Gabrielle Lim, a researcher with the Technology and Social Change Project at Harvard’s Shorenstein Center, spends her time looking for ways disinformation aimed at undermining democracy is being injected into the U.S. public discourse.
For her team, the politicization of masks has been just another day at the office.
“Things are so weird already that this didn’t seem bizarre,” Lim said. “It’s sad that it’s become a weirdly partisan issue when it should never have been a partisan issue. And now, it’s become a lightning rod for people to state which side of the aisle they’re on.”
But there’s an upside, she added: it’s harder for foreign actors to actually disrupt anything that’s already so disrupted.
“Evidence of activity is not evidence of impact,” Lim said. “It’s really, really hard to figure out what the actual impact is.”
That won’t stop trolls from trying, U.S. officials warn.
“The coronavirus pandemic and recent protests … continue to serve as fodder for foreign influence and disinformation efforts in America,” William Evanina, director of the National Counterintelligence and Security Center, warned last month.
“Foreign nations continue to use influence measures in social and traditional media in an effort to sway U.S. voters’ preferences and perspectives, to shift U.S. policies, to increase discord and to undermine confidence in our democratic process.”
So, too, however, does Trump himself, who suggested for the first time publicly Thursday that the November contest be delayed “until people can properly, securely and safely vote.”
The president, of course, lacks the power to do any such thing. But that hasn’t stopped him before — indeed, Trump and his followers have proven powerful agents of disinformation since long before he moved into the White House.
Back in May, it was largely domestic Trump supporters and pro-gun groups in the U.S. who lured Americans out of their homes and into the streets, where they massed in front of state legislatures to demand the right to resume their lives and open their businesses, COVID-19 be damned.
Such plain-sight domestic discord obscures foreign interference happening in real time, particularly when the agents of that interference are so practised at making it blend with authentic public discourse — successfully winning credible media coverage, for instance.
In her 2018 book “Cyberwar: How Russian Hackers and Trolls Helped Elect a President,” University of Pennsylvania communications professor Kathleen Hall Jamieson documented Russia’s 2016 efforts, successful ones, she concludes, to sway the election that put Trump in office.

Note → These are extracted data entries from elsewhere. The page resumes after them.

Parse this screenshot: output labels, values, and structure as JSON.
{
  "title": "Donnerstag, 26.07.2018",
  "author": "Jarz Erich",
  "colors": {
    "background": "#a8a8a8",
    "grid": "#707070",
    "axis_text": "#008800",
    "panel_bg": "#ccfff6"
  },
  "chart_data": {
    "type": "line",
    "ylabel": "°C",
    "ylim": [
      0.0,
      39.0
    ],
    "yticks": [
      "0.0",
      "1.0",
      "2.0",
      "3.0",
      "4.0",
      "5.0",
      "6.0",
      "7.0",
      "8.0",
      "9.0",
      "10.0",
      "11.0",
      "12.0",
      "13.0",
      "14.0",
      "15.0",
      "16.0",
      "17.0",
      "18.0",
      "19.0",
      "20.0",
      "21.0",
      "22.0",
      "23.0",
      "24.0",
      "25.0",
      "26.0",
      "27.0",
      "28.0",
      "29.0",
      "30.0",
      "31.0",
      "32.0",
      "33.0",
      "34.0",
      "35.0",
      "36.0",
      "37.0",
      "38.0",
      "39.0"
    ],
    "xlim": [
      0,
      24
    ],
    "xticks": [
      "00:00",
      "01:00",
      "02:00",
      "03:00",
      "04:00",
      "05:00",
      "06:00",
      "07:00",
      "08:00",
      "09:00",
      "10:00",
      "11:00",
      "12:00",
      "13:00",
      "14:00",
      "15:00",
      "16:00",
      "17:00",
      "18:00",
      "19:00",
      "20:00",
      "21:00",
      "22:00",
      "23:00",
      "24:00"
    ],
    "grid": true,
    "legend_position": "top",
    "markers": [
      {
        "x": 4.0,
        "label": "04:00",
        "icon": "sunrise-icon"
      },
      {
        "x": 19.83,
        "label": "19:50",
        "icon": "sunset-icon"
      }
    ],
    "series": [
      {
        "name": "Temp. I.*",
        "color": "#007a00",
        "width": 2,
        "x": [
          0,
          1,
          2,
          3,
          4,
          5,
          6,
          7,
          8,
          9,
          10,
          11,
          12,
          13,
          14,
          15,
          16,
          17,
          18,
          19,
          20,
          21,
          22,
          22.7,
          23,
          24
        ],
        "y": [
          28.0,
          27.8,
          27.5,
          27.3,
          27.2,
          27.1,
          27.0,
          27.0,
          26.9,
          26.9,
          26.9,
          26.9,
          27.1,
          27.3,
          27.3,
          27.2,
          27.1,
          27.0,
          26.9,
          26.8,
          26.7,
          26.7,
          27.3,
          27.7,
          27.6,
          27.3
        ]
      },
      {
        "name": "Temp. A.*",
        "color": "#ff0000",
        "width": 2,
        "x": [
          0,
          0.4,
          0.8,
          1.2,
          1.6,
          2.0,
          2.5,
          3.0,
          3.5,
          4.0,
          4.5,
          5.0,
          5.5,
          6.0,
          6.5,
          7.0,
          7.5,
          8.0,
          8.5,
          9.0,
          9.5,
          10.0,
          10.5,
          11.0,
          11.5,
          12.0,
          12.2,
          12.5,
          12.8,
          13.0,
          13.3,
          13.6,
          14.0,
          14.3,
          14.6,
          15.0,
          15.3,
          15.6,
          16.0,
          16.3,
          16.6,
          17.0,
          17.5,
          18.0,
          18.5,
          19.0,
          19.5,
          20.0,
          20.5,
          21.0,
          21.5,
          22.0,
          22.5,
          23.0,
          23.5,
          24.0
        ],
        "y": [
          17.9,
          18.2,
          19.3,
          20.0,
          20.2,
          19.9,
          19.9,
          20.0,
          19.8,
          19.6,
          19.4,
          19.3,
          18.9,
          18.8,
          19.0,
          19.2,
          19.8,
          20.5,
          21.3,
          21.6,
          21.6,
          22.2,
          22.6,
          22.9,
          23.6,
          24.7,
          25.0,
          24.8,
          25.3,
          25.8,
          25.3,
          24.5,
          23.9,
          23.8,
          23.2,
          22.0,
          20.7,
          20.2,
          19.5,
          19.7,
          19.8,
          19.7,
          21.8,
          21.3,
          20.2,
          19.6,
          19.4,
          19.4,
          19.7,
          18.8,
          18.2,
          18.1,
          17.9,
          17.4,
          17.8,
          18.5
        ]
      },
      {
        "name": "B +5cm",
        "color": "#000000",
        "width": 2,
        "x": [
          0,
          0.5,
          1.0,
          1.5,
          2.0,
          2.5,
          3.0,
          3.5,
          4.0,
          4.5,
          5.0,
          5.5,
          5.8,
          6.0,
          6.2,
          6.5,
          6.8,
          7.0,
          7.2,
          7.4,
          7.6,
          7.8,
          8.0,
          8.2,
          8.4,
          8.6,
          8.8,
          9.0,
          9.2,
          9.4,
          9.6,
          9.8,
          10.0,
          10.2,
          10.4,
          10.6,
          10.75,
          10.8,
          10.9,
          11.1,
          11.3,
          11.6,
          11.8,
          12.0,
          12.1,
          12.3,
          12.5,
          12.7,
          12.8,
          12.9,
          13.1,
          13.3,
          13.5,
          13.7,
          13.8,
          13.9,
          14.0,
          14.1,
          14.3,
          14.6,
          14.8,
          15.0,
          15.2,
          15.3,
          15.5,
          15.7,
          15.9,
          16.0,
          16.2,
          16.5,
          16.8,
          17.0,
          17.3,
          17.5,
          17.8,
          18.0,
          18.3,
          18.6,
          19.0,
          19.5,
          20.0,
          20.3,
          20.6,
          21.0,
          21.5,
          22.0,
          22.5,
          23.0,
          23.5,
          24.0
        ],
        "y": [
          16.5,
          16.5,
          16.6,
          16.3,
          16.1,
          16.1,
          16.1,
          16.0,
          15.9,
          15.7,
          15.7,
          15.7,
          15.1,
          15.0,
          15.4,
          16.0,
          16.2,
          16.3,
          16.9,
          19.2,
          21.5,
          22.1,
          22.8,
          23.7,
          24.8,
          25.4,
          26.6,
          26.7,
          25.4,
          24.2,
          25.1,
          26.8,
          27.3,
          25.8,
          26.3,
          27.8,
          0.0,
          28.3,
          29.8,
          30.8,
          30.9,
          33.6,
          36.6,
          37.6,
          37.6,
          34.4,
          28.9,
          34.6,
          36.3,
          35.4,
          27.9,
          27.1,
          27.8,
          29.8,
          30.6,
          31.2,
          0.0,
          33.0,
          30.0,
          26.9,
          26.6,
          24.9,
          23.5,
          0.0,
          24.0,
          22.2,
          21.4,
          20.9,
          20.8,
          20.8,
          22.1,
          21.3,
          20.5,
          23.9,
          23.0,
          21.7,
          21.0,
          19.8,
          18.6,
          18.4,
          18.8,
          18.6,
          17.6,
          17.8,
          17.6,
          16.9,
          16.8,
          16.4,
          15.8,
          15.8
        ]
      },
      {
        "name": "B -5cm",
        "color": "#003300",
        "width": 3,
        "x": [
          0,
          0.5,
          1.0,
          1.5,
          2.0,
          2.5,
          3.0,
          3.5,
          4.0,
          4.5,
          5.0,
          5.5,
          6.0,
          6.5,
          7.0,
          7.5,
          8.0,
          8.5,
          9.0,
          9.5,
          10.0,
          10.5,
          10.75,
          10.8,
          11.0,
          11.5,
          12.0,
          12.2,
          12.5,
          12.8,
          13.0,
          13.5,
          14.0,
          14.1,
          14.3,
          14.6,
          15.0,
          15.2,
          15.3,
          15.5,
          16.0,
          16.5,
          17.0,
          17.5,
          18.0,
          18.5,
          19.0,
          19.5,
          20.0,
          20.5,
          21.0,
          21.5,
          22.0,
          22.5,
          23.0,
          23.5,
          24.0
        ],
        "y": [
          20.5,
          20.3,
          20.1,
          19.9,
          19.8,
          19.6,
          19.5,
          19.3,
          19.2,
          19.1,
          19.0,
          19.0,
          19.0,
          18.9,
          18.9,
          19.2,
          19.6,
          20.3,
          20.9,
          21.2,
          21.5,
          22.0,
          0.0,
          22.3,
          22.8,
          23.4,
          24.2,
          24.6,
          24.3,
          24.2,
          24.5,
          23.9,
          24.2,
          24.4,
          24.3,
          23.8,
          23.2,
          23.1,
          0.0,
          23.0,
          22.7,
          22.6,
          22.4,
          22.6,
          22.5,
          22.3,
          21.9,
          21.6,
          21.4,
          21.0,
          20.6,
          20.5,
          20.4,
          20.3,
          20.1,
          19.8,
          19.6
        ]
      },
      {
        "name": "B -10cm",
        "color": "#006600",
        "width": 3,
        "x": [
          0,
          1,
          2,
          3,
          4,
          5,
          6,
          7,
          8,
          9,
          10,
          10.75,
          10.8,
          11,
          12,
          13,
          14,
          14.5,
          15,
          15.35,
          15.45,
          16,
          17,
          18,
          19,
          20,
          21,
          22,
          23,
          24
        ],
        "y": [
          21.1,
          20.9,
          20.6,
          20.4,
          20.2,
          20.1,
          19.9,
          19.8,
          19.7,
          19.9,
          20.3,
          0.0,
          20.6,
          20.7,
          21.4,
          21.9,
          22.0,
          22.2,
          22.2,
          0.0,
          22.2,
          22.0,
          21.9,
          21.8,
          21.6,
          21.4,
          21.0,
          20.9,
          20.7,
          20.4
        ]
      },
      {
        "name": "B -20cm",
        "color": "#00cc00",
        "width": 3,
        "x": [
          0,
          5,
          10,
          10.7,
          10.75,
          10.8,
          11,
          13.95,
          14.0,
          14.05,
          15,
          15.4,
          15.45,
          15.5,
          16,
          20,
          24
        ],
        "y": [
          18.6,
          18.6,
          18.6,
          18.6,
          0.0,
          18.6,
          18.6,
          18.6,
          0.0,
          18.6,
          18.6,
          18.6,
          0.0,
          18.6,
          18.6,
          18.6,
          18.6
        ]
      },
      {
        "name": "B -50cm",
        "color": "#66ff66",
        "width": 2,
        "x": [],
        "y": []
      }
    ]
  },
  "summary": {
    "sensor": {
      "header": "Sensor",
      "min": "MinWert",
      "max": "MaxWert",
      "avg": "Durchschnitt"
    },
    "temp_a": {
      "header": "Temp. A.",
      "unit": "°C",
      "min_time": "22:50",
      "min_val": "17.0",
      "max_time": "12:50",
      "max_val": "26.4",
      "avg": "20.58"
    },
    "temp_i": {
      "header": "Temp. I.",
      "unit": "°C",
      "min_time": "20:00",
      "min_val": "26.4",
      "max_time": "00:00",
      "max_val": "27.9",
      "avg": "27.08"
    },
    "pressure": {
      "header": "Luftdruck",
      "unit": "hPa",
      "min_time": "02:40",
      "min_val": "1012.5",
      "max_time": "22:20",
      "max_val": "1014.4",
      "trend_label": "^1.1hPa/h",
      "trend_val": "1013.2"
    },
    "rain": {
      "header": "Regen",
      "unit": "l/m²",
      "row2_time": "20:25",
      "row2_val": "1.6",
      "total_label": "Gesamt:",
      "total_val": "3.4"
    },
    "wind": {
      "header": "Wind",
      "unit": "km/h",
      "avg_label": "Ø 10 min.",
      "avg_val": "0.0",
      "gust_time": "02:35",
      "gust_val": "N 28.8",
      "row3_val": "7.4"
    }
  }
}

And they were busy long before that election year, working to alter discourse in the U.S. on issues fraught with potential for conspiracy theorists — genetically modified organisms, vaccination and the next-generation cellphone technology known as 5G, to name a few, she said.

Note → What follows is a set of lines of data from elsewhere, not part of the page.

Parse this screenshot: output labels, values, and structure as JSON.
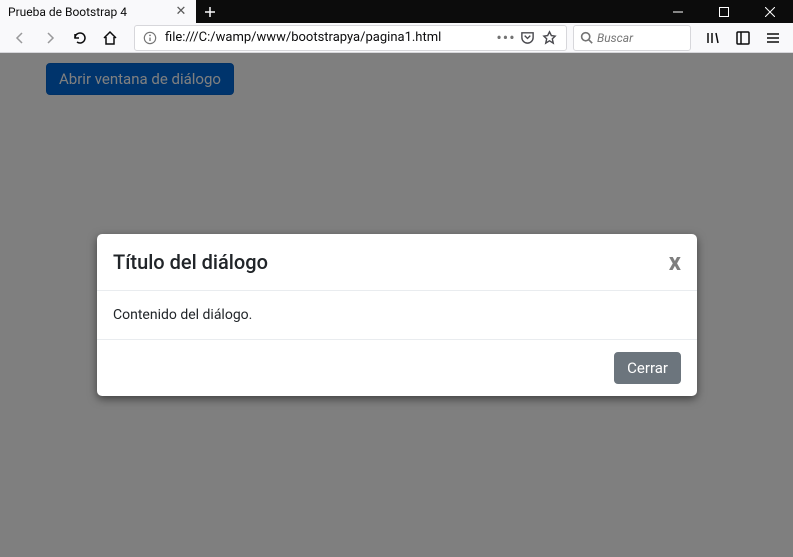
{
  "window": {
    "tab_title": "Prueba de Bootstrap 4"
  },
  "toolbar": {
    "url": "file:///C:/wamp/www/bootstrapya/pagina1.html",
    "search_placeholder": "Buscar"
  },
  "page": {
    "open_button_label": "Abrir ventana de diálogo"
  },
  "modal": {
    "title": "Título del diálogo",
    "body": "Contenido del diálogo.",
    "close_x": "x",
    "close_button_label": "Cerrar"
  }
}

“Where do I assume they are right now? I assume they’re feeding conspiracy theories about vaccination to discredit a U.S. (COVID-19) vaccine. But do I know that? No,” Jamieson said in an interview.
“Do I assume it’s likely given their past behaviour? Yes. Do I assume they’re probably feeding conspiracy theories about 5G? Yes. Anyplace they can discredit something that is a U.S.-based technology, they will be trying to do it because it’s in their country’s self-interest.”

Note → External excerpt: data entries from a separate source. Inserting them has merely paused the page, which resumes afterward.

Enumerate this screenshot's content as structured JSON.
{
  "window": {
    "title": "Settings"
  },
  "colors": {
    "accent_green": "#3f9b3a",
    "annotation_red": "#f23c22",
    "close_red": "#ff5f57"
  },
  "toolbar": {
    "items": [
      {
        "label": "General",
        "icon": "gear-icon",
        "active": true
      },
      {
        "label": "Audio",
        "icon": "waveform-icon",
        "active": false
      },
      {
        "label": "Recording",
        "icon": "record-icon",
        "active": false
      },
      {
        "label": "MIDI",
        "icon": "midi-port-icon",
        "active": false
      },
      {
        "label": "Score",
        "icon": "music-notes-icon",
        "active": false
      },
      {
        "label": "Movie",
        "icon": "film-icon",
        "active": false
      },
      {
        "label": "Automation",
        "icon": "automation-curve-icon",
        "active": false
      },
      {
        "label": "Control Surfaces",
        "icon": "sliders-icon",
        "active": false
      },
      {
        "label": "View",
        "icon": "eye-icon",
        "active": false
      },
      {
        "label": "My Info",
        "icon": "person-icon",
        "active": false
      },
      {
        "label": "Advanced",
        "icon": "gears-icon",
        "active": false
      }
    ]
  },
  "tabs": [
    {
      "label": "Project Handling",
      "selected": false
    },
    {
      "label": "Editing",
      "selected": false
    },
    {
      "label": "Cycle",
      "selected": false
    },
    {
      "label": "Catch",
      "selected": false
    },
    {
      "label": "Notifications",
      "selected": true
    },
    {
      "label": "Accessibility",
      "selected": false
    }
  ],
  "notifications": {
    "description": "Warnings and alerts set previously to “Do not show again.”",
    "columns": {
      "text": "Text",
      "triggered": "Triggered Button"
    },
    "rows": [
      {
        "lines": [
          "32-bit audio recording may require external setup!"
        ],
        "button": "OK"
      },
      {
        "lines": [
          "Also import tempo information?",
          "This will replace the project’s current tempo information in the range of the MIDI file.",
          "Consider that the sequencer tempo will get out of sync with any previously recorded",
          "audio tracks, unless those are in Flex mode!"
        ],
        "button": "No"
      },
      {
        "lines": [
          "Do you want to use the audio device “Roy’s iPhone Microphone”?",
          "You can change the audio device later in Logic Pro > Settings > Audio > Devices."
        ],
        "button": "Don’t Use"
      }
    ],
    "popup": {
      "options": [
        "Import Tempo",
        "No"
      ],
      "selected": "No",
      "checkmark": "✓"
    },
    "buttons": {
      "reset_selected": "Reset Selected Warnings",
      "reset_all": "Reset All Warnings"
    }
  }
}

It’s a new Cold War, she said, with Russia, China and Iran as the principal antagonists. Like the virus itself, the threat is extremely insidious and largely invisible, making it difficult to mobilize Americans against it.
“We can’t really see it, so it’s hard to imagine the effect it can have on us,” Jamieson said.
“That’s part of the problem of explaining why it is that the Russian intervention in 2016 probably did shape enough votes to change the outcome. They didn’t push the levers … They changed minds.”